Steigt der Meeresspiegel, so könnte diese statische Sicht erneut abgelöst werden. Solch diachroner Spekulationen enthält sich Allemeyer allerdings vollständig. Vergleiche zwischen der Frühen Neuzeit und dem 20. Jahrhundert wurden jedoch in mehreren Beiträgen eines jüngst erschienenen Sammelbandes nachgeliefert. [1] In der vorliegenden Studie gelingt es der Autorin, über die präzise Analyse der Argumentationsstrukturen "den Rahmen des Denk- und Sagbaren innerhalb einer Küstenbevölkerung des 17. und 18. Jahrhunderts" aufzuzeigen (291). Zur Anschaulichkeit trägt bei, dass die volkssprachlichen Zitate elegant in den Text eingebettet sind und dem Band aussagekräftige Karten der neuen Köge beigegeben wurden. Gegenüber dem 17. Jahrhundert wird die Zeit bis zur Hochaufklärung recht schnell durchschritten. Hier fragt man sich, ob sich die Zeit innerer Reformen nicht doch stärker am Deich niederschlug. Schlägt man das Buch zu, so hat sich die kollektive Aufgabe, Norddeutschland "klimasicher" zu machen, jedoch um eine Dimension erweitert.
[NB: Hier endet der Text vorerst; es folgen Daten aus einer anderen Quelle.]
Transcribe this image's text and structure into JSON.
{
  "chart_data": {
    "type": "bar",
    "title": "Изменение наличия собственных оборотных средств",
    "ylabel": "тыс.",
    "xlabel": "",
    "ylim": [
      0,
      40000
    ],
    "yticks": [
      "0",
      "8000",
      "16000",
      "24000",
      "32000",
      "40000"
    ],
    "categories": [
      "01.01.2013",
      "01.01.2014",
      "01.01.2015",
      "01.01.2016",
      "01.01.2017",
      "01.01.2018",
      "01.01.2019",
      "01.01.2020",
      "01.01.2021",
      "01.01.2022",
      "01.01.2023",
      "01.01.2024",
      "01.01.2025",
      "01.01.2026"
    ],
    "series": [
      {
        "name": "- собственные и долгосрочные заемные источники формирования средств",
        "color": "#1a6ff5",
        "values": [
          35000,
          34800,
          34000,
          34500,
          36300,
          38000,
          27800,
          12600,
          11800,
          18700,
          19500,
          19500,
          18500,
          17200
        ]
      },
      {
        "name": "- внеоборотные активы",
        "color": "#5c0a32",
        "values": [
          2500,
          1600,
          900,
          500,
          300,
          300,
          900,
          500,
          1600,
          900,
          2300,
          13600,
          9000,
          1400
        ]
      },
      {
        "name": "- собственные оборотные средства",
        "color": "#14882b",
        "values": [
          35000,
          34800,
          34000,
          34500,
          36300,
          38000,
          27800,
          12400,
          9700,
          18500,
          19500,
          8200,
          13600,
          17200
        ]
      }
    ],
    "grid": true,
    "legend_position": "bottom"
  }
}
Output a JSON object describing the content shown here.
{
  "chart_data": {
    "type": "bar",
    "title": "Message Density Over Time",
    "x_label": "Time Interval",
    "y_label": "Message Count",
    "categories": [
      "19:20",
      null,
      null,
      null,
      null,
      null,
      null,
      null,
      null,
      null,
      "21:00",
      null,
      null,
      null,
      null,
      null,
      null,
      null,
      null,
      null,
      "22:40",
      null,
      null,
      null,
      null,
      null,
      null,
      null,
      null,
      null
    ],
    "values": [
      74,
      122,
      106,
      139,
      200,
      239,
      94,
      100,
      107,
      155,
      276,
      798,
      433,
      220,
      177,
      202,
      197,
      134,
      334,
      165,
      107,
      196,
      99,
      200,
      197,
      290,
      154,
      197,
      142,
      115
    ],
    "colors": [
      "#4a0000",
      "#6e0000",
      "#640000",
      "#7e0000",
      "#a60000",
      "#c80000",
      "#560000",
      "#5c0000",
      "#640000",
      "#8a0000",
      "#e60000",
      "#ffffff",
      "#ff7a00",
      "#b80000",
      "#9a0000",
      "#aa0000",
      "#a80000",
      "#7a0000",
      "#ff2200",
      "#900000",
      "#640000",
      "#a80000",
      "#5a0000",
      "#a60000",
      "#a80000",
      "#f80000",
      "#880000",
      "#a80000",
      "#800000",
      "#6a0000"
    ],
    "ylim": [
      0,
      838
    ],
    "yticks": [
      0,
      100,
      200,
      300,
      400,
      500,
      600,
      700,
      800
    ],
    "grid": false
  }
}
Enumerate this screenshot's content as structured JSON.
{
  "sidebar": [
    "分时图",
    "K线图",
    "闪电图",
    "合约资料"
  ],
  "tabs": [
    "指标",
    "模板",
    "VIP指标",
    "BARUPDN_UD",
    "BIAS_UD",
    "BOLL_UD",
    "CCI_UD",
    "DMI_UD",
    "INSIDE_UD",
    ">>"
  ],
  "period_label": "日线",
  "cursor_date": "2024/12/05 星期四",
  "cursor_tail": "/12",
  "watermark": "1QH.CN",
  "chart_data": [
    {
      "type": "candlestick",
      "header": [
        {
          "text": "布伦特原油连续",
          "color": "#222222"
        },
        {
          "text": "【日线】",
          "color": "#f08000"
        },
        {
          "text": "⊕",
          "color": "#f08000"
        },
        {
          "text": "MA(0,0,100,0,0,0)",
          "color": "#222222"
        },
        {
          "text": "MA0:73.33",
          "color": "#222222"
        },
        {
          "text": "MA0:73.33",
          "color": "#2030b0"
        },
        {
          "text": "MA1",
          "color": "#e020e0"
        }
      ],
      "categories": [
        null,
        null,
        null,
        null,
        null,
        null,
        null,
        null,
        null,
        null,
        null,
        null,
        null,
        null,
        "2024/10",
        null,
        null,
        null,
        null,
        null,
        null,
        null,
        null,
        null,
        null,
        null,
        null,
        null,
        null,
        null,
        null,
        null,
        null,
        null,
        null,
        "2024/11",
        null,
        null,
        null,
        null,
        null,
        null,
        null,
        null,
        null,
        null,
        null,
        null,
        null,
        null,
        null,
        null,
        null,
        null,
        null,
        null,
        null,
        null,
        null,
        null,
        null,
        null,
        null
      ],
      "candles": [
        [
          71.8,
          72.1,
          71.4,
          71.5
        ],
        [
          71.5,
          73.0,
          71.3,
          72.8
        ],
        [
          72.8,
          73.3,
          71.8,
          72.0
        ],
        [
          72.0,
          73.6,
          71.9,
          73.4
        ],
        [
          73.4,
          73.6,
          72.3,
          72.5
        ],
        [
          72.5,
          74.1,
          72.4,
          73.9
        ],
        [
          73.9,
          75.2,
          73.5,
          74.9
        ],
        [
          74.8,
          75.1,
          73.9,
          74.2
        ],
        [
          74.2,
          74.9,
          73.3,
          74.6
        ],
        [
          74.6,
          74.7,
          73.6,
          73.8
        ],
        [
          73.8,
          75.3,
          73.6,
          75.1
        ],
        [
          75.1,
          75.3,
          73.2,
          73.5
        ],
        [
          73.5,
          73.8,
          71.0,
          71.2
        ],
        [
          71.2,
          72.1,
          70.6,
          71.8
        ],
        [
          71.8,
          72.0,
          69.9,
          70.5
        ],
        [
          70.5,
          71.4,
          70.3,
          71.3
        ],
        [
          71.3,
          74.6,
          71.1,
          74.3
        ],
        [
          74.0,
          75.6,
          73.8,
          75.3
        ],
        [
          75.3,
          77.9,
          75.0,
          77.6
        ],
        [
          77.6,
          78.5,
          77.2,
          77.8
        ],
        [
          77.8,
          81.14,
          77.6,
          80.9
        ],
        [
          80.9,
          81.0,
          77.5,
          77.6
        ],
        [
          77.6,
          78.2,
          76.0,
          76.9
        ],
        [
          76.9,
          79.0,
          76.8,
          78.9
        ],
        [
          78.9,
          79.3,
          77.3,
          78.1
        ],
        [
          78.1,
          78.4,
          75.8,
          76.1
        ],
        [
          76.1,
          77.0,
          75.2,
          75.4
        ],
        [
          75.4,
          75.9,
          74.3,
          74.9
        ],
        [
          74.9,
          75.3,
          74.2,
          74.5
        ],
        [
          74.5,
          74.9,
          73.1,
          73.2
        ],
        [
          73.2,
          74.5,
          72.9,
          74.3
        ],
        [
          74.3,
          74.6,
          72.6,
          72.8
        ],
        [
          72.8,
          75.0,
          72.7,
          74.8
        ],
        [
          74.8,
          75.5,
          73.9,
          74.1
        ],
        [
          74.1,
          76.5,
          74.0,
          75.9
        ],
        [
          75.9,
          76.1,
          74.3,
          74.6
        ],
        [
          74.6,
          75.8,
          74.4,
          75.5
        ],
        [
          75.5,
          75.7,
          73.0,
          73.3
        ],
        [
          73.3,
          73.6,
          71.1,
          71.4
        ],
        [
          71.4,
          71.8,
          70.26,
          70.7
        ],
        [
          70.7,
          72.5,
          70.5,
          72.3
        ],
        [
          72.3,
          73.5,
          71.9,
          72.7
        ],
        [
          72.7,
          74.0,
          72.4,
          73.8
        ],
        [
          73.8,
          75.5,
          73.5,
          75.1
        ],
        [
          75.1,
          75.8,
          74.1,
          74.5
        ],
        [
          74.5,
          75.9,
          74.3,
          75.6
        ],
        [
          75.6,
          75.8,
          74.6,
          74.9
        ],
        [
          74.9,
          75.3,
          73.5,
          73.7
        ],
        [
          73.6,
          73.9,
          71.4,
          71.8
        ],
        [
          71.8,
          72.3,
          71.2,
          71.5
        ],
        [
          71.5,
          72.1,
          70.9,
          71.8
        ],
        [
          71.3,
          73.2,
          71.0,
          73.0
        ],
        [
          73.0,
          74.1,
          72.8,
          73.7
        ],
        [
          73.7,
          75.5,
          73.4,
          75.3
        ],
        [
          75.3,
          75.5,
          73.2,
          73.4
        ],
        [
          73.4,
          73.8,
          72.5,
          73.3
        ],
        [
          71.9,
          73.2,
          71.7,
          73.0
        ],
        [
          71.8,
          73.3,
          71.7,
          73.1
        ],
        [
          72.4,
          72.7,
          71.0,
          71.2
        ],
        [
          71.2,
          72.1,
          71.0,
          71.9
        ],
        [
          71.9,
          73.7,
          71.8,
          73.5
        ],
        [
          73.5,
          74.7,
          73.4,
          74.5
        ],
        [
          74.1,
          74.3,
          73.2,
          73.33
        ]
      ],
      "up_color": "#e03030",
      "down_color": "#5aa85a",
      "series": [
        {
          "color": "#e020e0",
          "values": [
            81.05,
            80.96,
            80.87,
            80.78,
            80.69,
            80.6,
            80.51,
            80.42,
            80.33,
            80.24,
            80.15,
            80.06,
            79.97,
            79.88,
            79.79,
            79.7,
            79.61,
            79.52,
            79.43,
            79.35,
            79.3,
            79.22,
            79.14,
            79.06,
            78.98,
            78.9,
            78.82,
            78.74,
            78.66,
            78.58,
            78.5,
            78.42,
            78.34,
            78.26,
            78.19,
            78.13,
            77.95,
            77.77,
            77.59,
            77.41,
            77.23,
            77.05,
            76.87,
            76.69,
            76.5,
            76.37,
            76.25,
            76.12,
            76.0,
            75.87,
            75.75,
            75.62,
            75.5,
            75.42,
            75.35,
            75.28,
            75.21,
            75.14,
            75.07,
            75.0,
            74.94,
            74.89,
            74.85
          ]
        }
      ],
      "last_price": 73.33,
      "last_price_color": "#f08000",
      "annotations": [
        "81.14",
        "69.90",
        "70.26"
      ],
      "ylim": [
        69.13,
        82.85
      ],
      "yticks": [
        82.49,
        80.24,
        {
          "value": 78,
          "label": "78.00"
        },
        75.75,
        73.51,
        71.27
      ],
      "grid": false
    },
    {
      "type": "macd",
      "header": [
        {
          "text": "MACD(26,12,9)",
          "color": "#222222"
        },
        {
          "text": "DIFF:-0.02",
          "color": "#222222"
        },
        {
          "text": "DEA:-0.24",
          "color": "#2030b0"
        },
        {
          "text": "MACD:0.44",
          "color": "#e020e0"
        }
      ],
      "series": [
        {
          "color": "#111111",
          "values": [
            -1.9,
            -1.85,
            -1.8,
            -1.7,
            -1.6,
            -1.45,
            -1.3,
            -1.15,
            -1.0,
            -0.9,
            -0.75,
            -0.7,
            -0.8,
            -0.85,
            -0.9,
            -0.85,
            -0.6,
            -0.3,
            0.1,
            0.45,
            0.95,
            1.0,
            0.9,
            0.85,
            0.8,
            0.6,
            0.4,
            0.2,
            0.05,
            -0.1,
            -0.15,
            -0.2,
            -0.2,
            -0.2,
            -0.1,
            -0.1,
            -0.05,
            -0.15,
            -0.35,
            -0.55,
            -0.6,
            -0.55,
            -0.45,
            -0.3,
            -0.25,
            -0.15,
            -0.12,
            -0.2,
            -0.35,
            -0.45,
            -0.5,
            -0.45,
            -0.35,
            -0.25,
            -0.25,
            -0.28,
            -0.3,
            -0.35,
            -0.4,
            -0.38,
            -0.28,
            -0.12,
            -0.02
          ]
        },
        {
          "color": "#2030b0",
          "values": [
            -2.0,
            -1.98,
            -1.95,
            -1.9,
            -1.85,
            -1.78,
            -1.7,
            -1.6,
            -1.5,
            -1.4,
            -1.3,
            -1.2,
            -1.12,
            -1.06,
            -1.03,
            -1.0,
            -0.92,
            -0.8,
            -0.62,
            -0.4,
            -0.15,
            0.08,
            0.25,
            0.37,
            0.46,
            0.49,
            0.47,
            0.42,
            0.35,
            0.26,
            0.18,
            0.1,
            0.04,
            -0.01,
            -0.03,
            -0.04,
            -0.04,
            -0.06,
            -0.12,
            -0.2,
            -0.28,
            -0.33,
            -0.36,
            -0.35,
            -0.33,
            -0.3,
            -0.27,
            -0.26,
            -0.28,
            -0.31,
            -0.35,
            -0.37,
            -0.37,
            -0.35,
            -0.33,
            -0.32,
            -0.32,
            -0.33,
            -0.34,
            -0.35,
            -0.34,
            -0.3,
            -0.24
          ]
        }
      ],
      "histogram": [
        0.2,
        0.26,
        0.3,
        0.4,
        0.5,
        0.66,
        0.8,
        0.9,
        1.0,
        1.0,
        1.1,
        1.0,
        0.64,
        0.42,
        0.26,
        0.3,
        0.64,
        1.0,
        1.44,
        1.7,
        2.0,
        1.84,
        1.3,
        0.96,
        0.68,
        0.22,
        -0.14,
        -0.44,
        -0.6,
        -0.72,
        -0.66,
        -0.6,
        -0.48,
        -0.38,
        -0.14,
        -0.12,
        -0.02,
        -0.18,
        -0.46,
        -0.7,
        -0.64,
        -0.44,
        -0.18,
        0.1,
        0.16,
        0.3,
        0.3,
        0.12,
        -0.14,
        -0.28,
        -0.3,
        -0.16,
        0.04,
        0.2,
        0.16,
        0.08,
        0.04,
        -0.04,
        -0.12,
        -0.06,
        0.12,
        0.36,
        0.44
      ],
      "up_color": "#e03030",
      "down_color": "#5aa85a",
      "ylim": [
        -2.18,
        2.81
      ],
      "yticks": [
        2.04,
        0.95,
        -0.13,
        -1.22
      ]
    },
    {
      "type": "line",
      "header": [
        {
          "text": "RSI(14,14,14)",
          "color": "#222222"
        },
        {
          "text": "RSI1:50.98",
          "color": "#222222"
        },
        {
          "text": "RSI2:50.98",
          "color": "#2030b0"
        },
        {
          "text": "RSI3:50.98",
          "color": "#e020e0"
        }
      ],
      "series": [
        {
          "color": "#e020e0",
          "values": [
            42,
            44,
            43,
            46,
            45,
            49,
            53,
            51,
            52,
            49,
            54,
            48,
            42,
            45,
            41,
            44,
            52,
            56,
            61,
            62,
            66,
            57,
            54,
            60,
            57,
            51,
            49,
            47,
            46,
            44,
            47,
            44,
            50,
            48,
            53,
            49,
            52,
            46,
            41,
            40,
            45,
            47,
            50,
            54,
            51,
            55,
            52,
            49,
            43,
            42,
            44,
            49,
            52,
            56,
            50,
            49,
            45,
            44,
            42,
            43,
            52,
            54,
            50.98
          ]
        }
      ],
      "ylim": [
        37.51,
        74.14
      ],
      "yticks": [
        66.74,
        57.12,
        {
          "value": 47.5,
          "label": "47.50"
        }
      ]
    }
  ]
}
Dynamische Strategien des langfristigen Rückzugs vom Konzept einer starren Küstenlinie, müssen die mentalen Prägungen aus der Konfliktgeschichte um den Deich berücksichtigen.
Anmerkung:
[1] Marie Luisa Allemeyer / Manfred Jakubowski-Tiessen / Salvador Rus Rufina (Hgg.): Von der Gottesgabe zur Ressource. Konflikte um Wald, Wasser und Land in Spanien und Deutschland seit der frühen Neuzeit - De la Conservación a la Ecologiá. Estudios históricos sobre el uso de los recursos naturales y la sostenibilidad, Essen 2007.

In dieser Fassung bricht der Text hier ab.